Vor allem lehrt die Schule Zusammenleben mit dem gleichen und mit dem anderen Geschlecht, Respekt vor dem Recht des anderen. Die Freundschaften und Ehen, die auf den Hochschulen entspringen, gehören zu den besten. Allerdings hat sich in die voreheliche Periode, die Zeit des „dating“, ein ungesunder, anscheinend materieller Zug eingeschlichen. Was die jungen Mädchen von ihren Verehrern erwarten, legt diesen bedenkliche finanzielle Lasten auf. Blumen, Autofahrten, teure Lokale können an einem Abend das beste Wocheneinkommen, das der junge Mann erhofft, verschlingen. Und doch wird der anscheinende Vorsprung der Reicheren bald ausgeglichen. Bei einer Debatte an einer Hochschule über die Reformbedürftigkeit dieses Systems verfochten einige junge Damen heftig ihr Recht auf diese Ausgaben, aber aus ihren Worten klang hervor, daß es sich ihnen vor allem um einen sehr plumpen Maßstab für die Zuneigung und die Opfer handle, die der Partner für sie zu bringen bereit sei. Es ermöglicht aber auch, frühzeitig gewisse Charaktereigenschaften zu erkennen, die in der Ehe Hilfe oder Last bedeuten können.

Das Rassen problem wird im Ausland gründlich mißverstanden. Gewiß ist die Lage der Farbigen, vor allem im Süden, ungerecht und beklagenswert, aber erstens: wo auf der Welt sind in bloß 80 Jahren größere Fortschritte gemacht worden (Südamerika hatte dazu 130 Jahre zur Verfügung)? Zweitens: wo ist der Wille zur Besserung stärker und kann die Wirkung täglich, beinahe stündlich verfolgt werden? Drittens: wo ist die Lage einer zurückgesetzten Minderheit besser? Neger und Mulatten machen ein Zehntel der Bevölkerung der Vereinigten Staaten aus. Eine Million davon ist nicht mehr zu erkennen und gilt für weiß (passing). Etwa ein Drittel, aber ein stets wachsender Prozentsatz der Weißen erfreut sich der gleichen materiellen Vorteile, ein erheblicher Teil ist wohlhabend, ein kleiner reich. Vor allem ist aber die Rassenfrage ein Prüfstein für den Idealismus der Amerikaner.
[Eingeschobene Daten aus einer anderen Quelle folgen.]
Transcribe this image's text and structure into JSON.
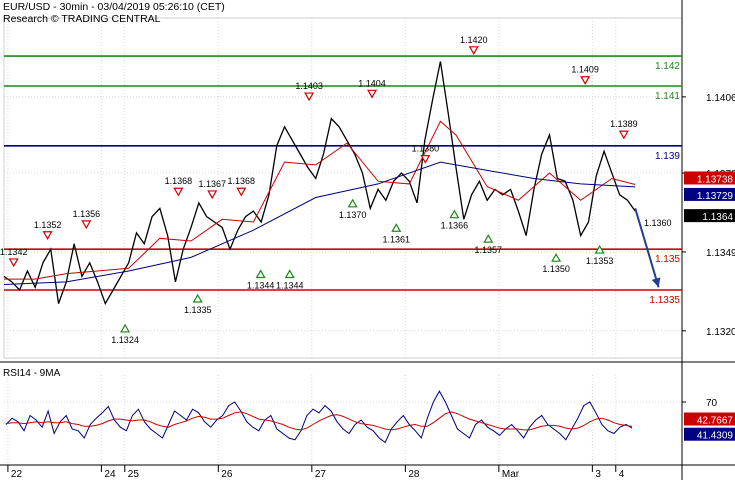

Uber dem Unrecht, das den Farbigen zugefügt wird, darf man nicht übersehen, welch großer Teil der weißen Bevölkerung ernstlich für eine Besserung kämpft und dafür gewaltige Opfer ohne eigenen Vorteil bringt. Ein deutliches Beispiel bot ein Fall schamlosester Negerverfolgung in Alabama, der Scottsboro Case, in dem eine Gruppe armer junger Neger, die sich auf einer Bahnfahrt gegen einen Überfall weißer Rowdies wehrten, wegen Notzucht an zwei Dirnen, die sie nie gesehen hatten, verurteilt wurden. Aber welche Reaktion löste der Fall aus? Millionen Weißer nahmen sich seiner an, Tausende spendeten große, kleine und winzige Beträge für die Opfer, der Kampf ums Recht wurde ein Kampf gegen Alabama, einige der größten Anwälte opferten Hunderttausende Dollars an Zeit und Geld, um die Angeklagten zu verteidigen, trotzten, ebenso wie einer der Richter, mit wahrem Heldenmut dem aufgehetzten Pöbel.

Daß in Amerika Geld überhaupt „keine Rolle spielt“, wenn es gilt, Menschenleben oder Menschenglieder zu retten, ist hier so selbstverständlich, daß darüber nicht zu reden ist. Hunderttausende, Millionen Dollars werden ohne eine Sekunde Bedenkens ausgegeben, wenn es sich um Hilfe für Menschen in Seenot oder Flugnot handelt. Es ist höchstens in dem Sinne zu bemerken, daß hier bedenkenlos viel Geld ausgegeben wird, um auch nur wenige Menschen zu retten, und anderswo bedenkenlos viele Menschen geopfert werden, um verhältnismäßig wenig Güter für einen „profitlosen“ Staat zu verdienen.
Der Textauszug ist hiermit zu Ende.